I grow my highlanders outside. They experience lows in the upper 30's to 40's during winter and 50's during the summer nights. Highs range from the upper 50's to low 60's in winter to 70's and occasional 80's during the day. Low 90's have happened but that is rare for me. Although highlanders don't seem to like temperatures in the 90's, they can tolerate them in short intervals provided there's ample humidity. I've had them go 4 to 5 days in the 90's in full sun without any problem. For me, it's the winter temperatures in the upper 30's combined with day temperatures in the 50's that stress my plants out the most. My Nepenthes will tolerate low temps into the 30's as long as the day can warm up a bit. Long exposure, lower light levels, and being kept too wet during this time leads to rot and that's when I lose them.
Intermediates are easier for me to grow than lowlanders outdoors, but can also be a bit tricky. Most intermediate hybrids will tolerate my winters into the mid 40's to low 50's without damage. They do slow down until the weather warms up. It also helps if the days are warm. A warm day can offset a cold night without too much ill-effect. But in December and January when nights stay in the upper 30's to low 40's and the days in the upper 50's to low 60's my intermediates will stress. Growth ceases and leaf edges will brown. Many times the growth tip will stop growing all together. Then when spring comes the new growth tip emerges from the old one. Low temperatures in hybrids reflect the female parentage more than the male. When I see intermediate hybrids listed as intermediates, I look to see what the female parent is and that helps me determine if I can grow it on the cooler side. Intermediates make good choices for growing indoors as houseplants or "windowsill" Nepenthes. They don't need the hot humid temperatures of a lowlander or the night time temperature drops of highlanders. Many Exotica Plants intermediate hybrids make excellent choices to experiment with indoors.
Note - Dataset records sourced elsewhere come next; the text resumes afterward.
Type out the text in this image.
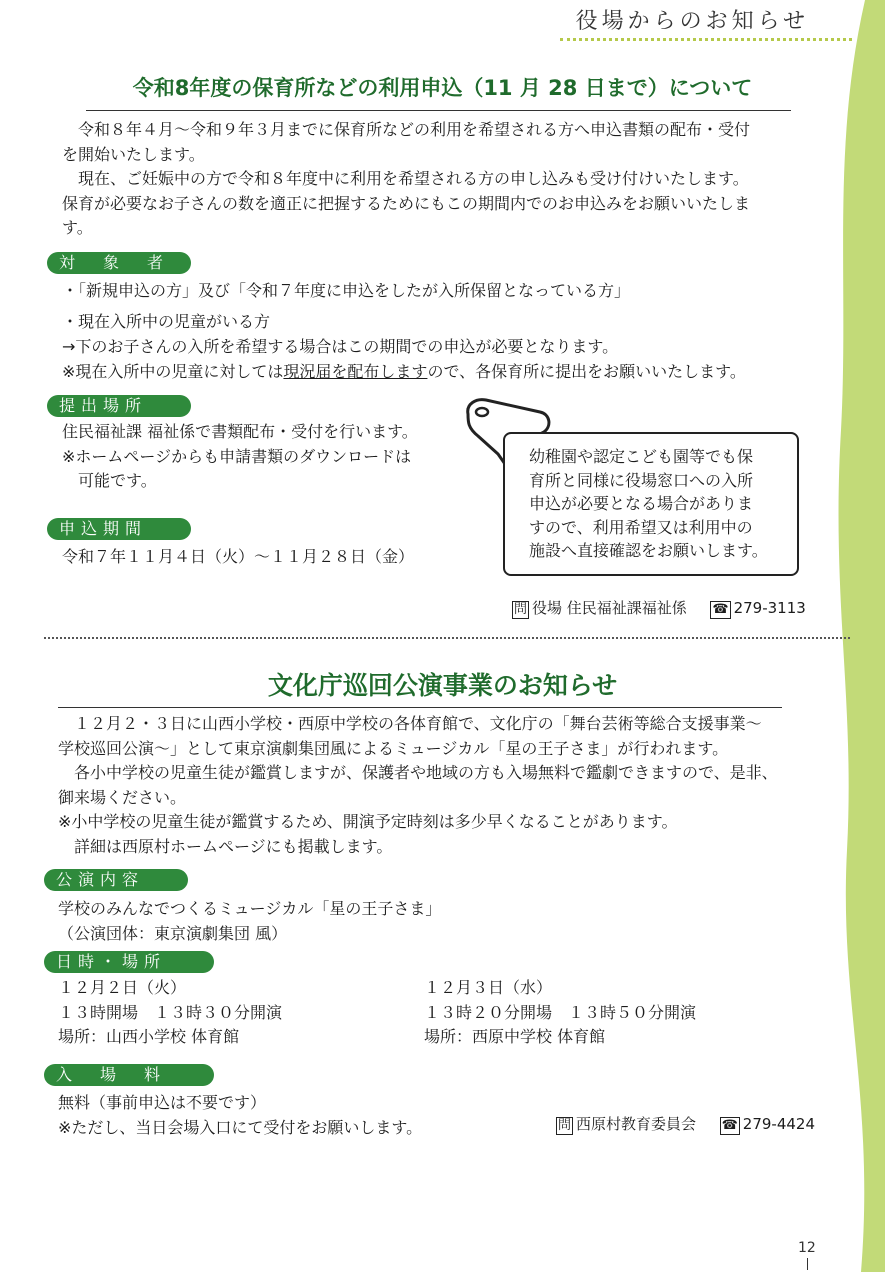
役場からのお知らせ
令和8年度の保育所などの利用申込（11 月 28 日まで）について
　令和８年４月～令和９年３月までに保育所などの利用を希望される方へ申込書類の配布・受付
を開始いたします。
　現在、ご妊娠中の方で令和８年度中に利用を希望される方の申し込みも受け付けいたします。
保育が必要なお子さんの数を適正に把握するためにもこの期間内でのお申込みをお願いいたしま
す。
対　象　者
・「新規申込の方」及び「令和７年度に申込をしたが入所保留となっている方」
・現在入所中の児童がいる方
→下のお子さんの入所を希望する場合はこの期間での申込が必要となります。
※現在入所中の児童に対しては現況届を配布しますので、各保育所に提出をお願いいたします。
提出場所
住民福祉課 福祉係で書類配布・受付を行います。
※ホームページからも申請書類のダウンロードは
　可能です。
申込期間
令和７年１１月４日（火）～１１月２８日（金）
幼稚園や認定こども園等でも保
育所と同様に役場窓口への入所
申込が必要となる場合がありま
すので、利用希望又は利用中の
施設へ直接確認をお願いします。
問 役場 住民福祉課福祉係 ☎ 279-3113
文化庁巡回公演事業のお知らせ
　１２月２・３日に山西小学校・西原中学校の各体育館で、文化庁の「舞台芸術等総合支援事業～
学校巡回公演～」として東京演劇集団風によるミュージカル「星の王子さま」が行われます。
　各小中学校の児童生徒が鑑賞しますが、保護者や地域の方も入場無料で鑑劇できますので、是非、
御来場ください。
※小中学校の児童生徒が鑑賞するため、開演予定時刻は多少早くなることがあります。
　詳細は西原村ホームページにも掲載します。
公演内容
学校のみんなでつくるミュージカル「星の王子さま」
（公演団体：東京演劇集団 風）
日時・場所
１２月２日（火）
１３時開場　１３時３０分開演
場所：山西小学校 体育館
１２月３日（水）
１３時２０分開場　１３時５０分開演
場所：西原中学校 体育館
入　場　料
無料（事前申込は不要です）
※ただし、当日会場入口にて受付をお願いします。	問 西原村教育委員会 ☎ 279-4424
12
When it comes to lowlanders, they just don't do well as houseplants. Some tolerate windowsills when small and will pitcher for a while. But as they get larger, they need the warm, humid temperatures for proper pitchering. Nepenthes like N. bicalcarata and N. ampullaria will hang in there when small but eventually stop pitchering and look awful. Thick leaved lowlanders like N. truncata and N. clipeata can adapt to growing as houseplants but do much better as typical lowlanders. Hybrid lowlanders where one of the parents is an intermediate could do well as an indoor Nepenthes given the other needs are met. Now I grow my lowlanders on racks covered with a clear plastic covering. I got it as an indoor greenhouse and mounted fluorescent tubes inside for light. The plants are doing well and seems a viable alternative to greenhouse or terrarium growing. Having the fluorescent fixtures inside the enclosure adds heat from the transformers that the lowlanders enjoy. They also get some sun coming through the window and that is an added bonus. It just comes down to experimentation with the lowlanders indoors. I've tried a lot of them with some success and others not so much.
Trying to grow highlanders in typical lowland warm temperatures usually burns the plants out over time. I've heard from other growers that they can maintain some highlanders for a while, but then after a summer or two the leaves stop growing and eventually the plant dies. It's the reverse for me with lowlanders in highland conditions. Some of them will do well during the warmer months but come winter, they stop growing and sit there. They may survive one winter and come back in spring, but usually die out by the next winter. So growing your Nepenthes in their preferred temperature zone does make a difference.